Byal izvor (Бял извор) is a village in Ardino Municipality, Kardzhali Province, southern-central Bulgaria. It is located 192.57 km from Sofia. It covers an area of 19.928 square kilometres and as of 2007 had a population of 1713 people.

==Landmarks==
Byal Izvor is situated near several historical and natural features. Approximately 8 kilometers northwest, in the Karaburun area, traces of an ancient Thracian sanctuary and fortress have been discovered. The sanctuary, used from the 5th to 4th centuries BC, includes a rock with around 90 trapezoidal niches. These niches were used for placing pottery and tiles related to burial practices.

About 500 meters from this sanctuary, the Kaleto fortress remains visible. The fortress is circular, with a diameter of 67 meters and an area of 0.5 acres, constructed from stones without mortar.

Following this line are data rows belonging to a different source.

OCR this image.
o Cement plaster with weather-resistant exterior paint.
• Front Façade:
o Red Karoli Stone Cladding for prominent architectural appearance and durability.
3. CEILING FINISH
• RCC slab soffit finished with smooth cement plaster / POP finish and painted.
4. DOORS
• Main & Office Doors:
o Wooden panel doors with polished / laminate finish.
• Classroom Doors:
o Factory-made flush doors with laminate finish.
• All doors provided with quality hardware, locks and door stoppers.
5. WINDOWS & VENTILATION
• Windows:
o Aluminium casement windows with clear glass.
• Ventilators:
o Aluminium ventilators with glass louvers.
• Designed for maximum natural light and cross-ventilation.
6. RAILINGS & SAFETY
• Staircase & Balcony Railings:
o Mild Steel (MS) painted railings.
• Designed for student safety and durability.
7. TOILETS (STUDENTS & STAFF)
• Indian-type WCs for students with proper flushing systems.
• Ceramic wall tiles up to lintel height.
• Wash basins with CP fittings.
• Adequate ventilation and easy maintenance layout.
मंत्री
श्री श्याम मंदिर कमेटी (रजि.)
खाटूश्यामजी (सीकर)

Further north, around 20 kilometers from Byal Izvor, is the Devil's Bridge over the Arda River. Built in the 16th century BC, it replaced a Roman bridge that was part of an ancient route linking the Aegean Sea with the Thracian lowland. The site was designated as a landmark in 2003.

The Alada peak, standing at 1241 meters, is the highest point in the Eastern Rhodopes. Nearby, the Momini Gardi peak also provides notable elevation in the region.